Step 5: Report Changes

Generate a summary of changes made:

# Reclassification Report: {problem} {checkpoint}

## Summary
- Tests analyzed: N
- Tests reclassified: N
- Tests unchanged: N

## Reclassified Tests

### `test_function_name` → @pytest.mark.functionality

**Reason**: Test verifies [behavior] which is not explicitly demonstrated in spec.

**Spec says**: [Quote or "No example shown"]
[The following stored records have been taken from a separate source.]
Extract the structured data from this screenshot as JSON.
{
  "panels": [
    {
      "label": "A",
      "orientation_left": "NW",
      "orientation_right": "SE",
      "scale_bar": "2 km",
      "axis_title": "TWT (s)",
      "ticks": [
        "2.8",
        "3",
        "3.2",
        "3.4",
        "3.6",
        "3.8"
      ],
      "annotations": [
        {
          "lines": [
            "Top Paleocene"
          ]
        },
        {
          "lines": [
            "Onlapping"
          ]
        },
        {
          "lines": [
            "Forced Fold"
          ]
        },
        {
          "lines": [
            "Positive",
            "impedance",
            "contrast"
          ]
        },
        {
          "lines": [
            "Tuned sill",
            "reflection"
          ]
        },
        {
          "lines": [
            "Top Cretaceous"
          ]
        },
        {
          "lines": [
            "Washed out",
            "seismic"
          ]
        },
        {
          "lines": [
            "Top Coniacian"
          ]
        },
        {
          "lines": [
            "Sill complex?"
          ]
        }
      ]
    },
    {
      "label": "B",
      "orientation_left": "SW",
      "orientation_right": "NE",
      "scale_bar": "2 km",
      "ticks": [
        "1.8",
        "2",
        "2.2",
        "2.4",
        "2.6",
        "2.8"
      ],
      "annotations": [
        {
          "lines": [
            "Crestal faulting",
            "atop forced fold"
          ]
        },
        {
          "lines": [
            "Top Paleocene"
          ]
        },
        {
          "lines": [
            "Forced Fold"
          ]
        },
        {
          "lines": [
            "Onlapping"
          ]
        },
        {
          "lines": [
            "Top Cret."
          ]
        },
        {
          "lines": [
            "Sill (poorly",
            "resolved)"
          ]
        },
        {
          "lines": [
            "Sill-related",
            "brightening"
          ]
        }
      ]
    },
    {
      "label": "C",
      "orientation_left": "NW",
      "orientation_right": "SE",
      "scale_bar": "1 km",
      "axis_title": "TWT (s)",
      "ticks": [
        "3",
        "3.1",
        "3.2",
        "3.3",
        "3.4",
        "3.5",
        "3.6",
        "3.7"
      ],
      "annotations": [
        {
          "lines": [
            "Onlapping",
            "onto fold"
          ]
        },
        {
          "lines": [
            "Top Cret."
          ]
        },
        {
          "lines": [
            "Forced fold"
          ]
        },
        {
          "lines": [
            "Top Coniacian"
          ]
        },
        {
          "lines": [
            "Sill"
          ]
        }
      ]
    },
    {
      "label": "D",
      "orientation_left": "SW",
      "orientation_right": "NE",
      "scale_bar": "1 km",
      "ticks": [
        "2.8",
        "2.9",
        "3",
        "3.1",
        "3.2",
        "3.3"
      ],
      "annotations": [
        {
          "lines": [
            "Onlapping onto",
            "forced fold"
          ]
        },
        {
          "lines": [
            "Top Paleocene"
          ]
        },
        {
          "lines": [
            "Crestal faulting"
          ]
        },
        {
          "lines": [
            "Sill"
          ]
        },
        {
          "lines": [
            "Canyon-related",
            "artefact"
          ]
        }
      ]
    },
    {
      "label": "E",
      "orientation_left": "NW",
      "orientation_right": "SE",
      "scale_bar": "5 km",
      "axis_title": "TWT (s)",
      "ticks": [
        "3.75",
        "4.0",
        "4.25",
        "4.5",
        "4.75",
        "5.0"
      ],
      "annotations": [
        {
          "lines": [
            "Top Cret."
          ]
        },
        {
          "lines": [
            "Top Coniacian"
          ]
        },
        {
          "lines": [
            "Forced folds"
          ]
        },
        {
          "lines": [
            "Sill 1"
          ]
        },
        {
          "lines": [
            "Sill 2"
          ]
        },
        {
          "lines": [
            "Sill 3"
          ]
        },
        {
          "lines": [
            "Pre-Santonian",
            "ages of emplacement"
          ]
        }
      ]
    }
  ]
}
**Test expects**: [What the test checks]

---

### `test_another_function` → @pytest.mark.functionality
...

## Unchanged Tests (Explicitly in Spec)

| Test | Spec Example Reference |
|------|------------------------|
| `test_core_case_1` | Example 1: shows exact input/output |
| `test_core_case_2` | Example 2: demonstrates this scenario |

Classification Guidelines

KEEP AS CORE (no marker) when:

  • Spec example shows exact input and expected output
  • Behavior is explicitly stated with specific values
  • Test directly validates a demonstrated scenario
  • Example output format matches test expectations exactly

MARK AS FUNCTIONALITY when:

  • Behavior is reasonable but not shown in examples
  • Test checks edge cases not demonstrated
  • Test verifies format details beyond examples
  • Test validates inferred requirements
  • Test checks ordering not explicitly stated
  • Test validates error messages/codes not shown

MARK AS ERROR when:

  • Test validates error handling for invalid input
  • Test checks failure modes
  • Test expects non-zero exit or exceptions

Common Reclassification Scenarios

1. Implicit Ordering

Spec: "Process all jobs"
Test: Expects specific alphabetical order
→ Mark as functionality (unless spec explicitly shows ordering)

2. Edge Values

Spec: "Duration in hours"
Test: Checks duration=0, duration=MAX
→ Mark as functionality (unless 0/MAX shown in examples)

3. Format Details

Spec: Shows JSON output example
Test: Checks exact whitespace, key ordering
→ Mark as functionality (unless spec says "must match exactly")

4. Error Handling

Spec: "Return non-zero on error"
Test: Checks specific error code or message
→ Mark as error (and consider relaxing the assertion)

5. Field Presence

Spec: Example shows fields A, B, C
Test: Requires field D not in any example
→ Mark as functionality

Data-Driven Test Considerations

Many test files use data directories like:

tests/data/checkpoint_N/
├── core/      # Core test cases
├── hidden/    # Functionality test cases
├── errors/    # Error test cases

When test data is already organized this way:

  1. Check that markers match data directories:

    • Tests loading from core/ should have no marker
    • Tests loading from hidden/ should have @pytest.mark.functionality
    • Tests loading from errors/ should have @pytest.mark.error
  2. Consider moving cases between directories if:

    • A "core" case tests implicit behavior → move to hidden/
    • A "hidden" case tests explicit behavior → move to core/

Example Analysis

Given spec excerpt:

## Example 1
Input: `--now 2025-09-10T03:30:00Z --duration 1`
Output:
{"event":"SCHEDULE_PARSED","timezone":"UTC","jobs_total":2}
{"event":"JOB_ELIGIBLE","job_id":"job-root","kind":"daily",...}

And tests:

def test_schedule_parsed_event():
    """Verify SCHEDULE_PARSED is emitted first."""
    # ✓ KEEP AS CORE - Example 1 shows this event first

def test_schedule_parsed_fields():
    """Verify SCHEDULE_PARSED has timezone and jobs_total."""
    # ✓ KEEP AS CORE - Example 1 shows these exact fields

def test_empty_schedule():
    """Verify empty schedule returns jobs_total=0."""
    # → MARK AS FUNCTIONALITY - No example shows empty schedule

def test_invalid_timezone():
    """Verify invalid timezone returns error."""
    # → MARK AS ERROR - Error handling case

After Reclassification

  1. Run tests to ensure markers are syntactically correct:

    cd problems/{problem} && pytest --collect-only tests/test_checkpoint_N.py
    
  2. Verify counts match expectations:

    pytest --collect-only -m "not functionality and not error" tests/  # Core only
    pytest --collect-only -m functionality tests/  # Functionality only
    pytest --collect-only -m error tests/  # Error only
    
  3. Review the changes - did any truly explicit tests get marked?